XP vê 'cabo de guerra' nos mercados e desvia foco dos EUA
A XP Investimentos divulgou sua análise de perspectivas para o segundo semestre de 2025 e chegou a uma conclusão que pode surpreender parte dos investidores: as melhores oportunidades em renda variável global não estão nos Estados Unidos. Segundo a corretora, o cenário está marcado por um 'cabo de guerra' entre forças macroeconômicas que tornam a disputa pelos retornos mais acirrada do que o habitual.
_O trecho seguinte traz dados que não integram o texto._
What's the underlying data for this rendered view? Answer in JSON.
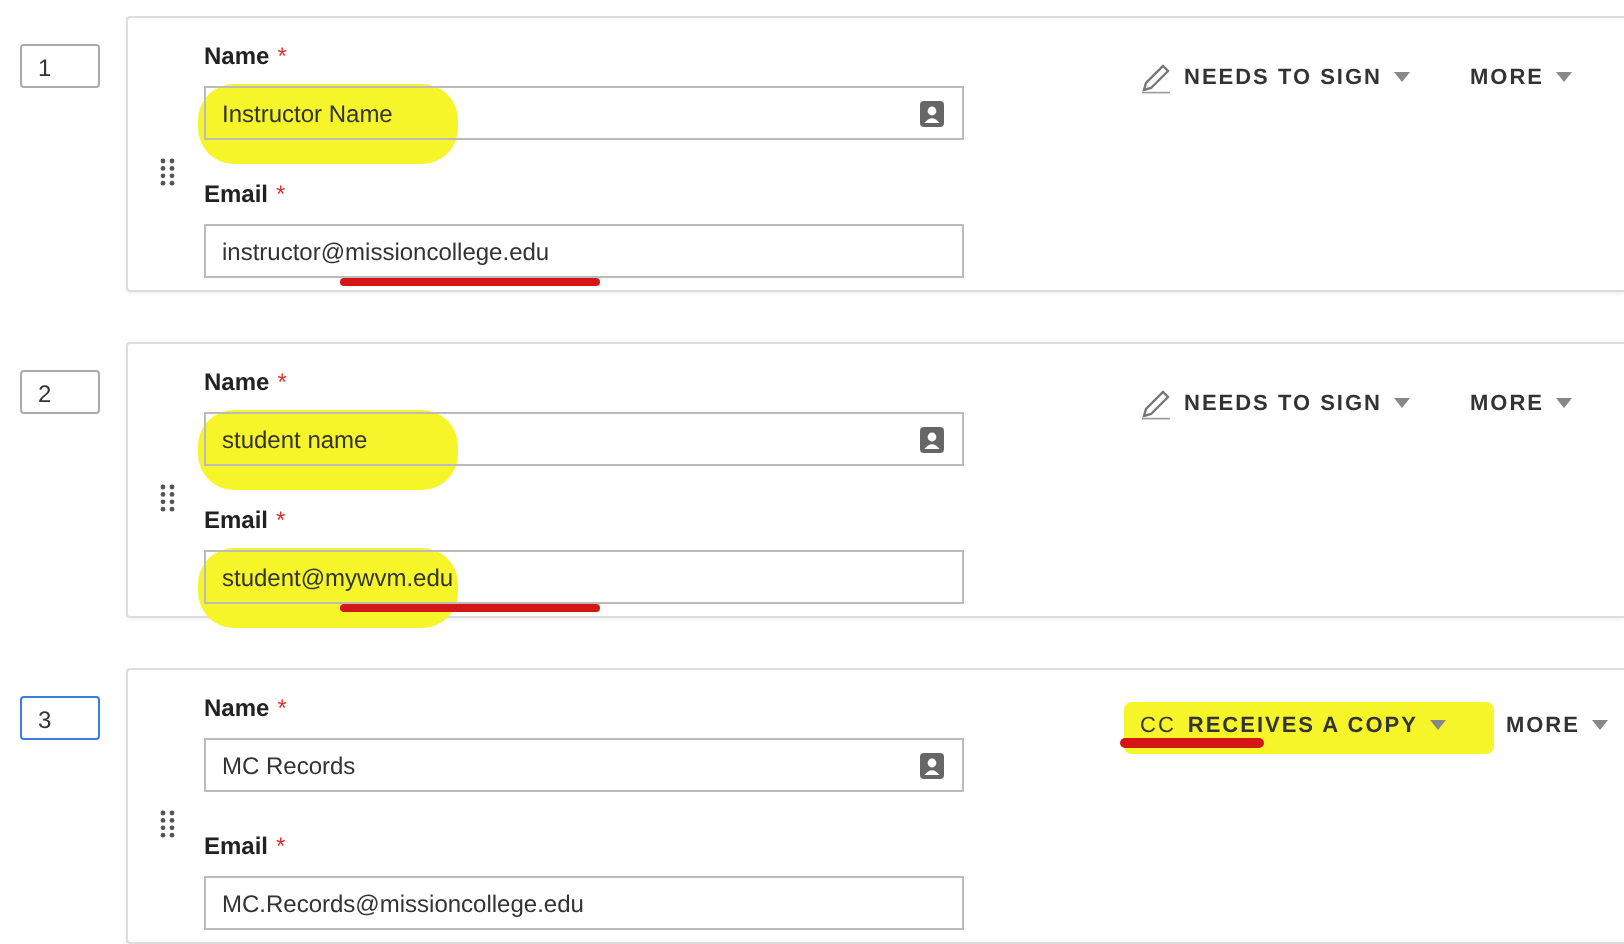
{
  "recipients": [
    {
      "order": "1",
      "focused": false,
      "name_label": "Name",
      "email_label": "Email",
      "required": "*",
      "name": {
        "value": "Instructor Name",
        "highlighted": true,
        "underlined": false
      },
      "email": {
        "value": "instructor@missioncollege.edu",
        "highlighted": false,
        "underlined": true
      },
      "role": {
        "kind": "sign",
        "label": "NEEDS TO SIGN",
        "highlighted": false,
        "underlined": false
      },
      "more": "MORE"
    },
    {
      "order": "2",
      "focused": false,
      "name_label": "Name",
      "email_label": "Email",
      "required": "*",
      "name": {
        "value": "student name",
        "highlighted": true,
        "underlined": false
      },
      "email": {
        "value": "student@mywvm.edu",
        "highlighted": true,
        "underlined": true
      },
      "role": {
        "kind": "sign",
        "label": "NEEDS TO SIGN",
        "highlighted": false,
        "underlined": false
      },
      "more": "MORE"
    },
    {
      "order": "3",
      "focused": true,
      "name_label": "Name",
      "email_label": "Email",
      "required": "*",
      "name": {
        "value": "MC Records",
        "highlighted": false,
        "underlined": false
      },
      "email": {
        "value": "MC.Records@missioncollege.edu",
        "highlighted": false,
        "underlined": false
      },
      "role": {
        "kind": "cc",
        "badge": "CC",
        "label": "RECEIVES A COPY",
        "highlighted": true,
        "underlined": true
      },
      "more": "MORE"
    }
  ]
}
De acordo com a XP, três fatores macro são considerados críticos para o período. A instituição não detalhou publicamente todos eles, mas aponta que o ambiente americano — pressionado por incertezas fiscais, tensões comerciais e expectativas sobre os juros do Federal Reserve — torna outros mercados relativamente mais atrativos para alocação de recursos.
Quais regiões chamam a atenção da XP
A corretora indica posições em bolsas de regiões que, segundo sua análise, podem sair ilesas das turbulências que afetam os mercados americanos e oferecer maior potencial de retorno ao investidor. A estratégia reflete um movimento mais amplo observado por gestoras globais, que vêm reduzindo exposição aos ativos dos EUA diante da volatilidade gerada pelas políticas tarifárias do governo americano.
Para o investidor brasileiro, a recomendação da XP reforça a importância da diversificação internacional da carteira. Fundos de ações globais, ETFs de mercados emergentes e desenvolvidos fora dos EUA são algumas das ferramentas disponíveis nas plataformas de investimento para quem deseja seguir essa linha.
O que o investidor comum deve considerar
Vale lembrar que recomendações de grandes instituições financeiras refletem o cenário no momento de sua divulgação e não constituem garantia de resultado. Qualquer movimentação em carteira deve levar em conta o perfil de risco de cada investidor, o horizonte de tempo e os custos envolvidos, como câmbio, taxas de administração e tributação sobre ganhos no exterior.
Segundo a InfoMoney, a XP define as posições regionais avaliando tanto o potencial de retorno quanto a capacidade de cada mercado de resistir a choques externos — critério que, neste segundo semestre, favorece mercados fora do eixo norte-americano.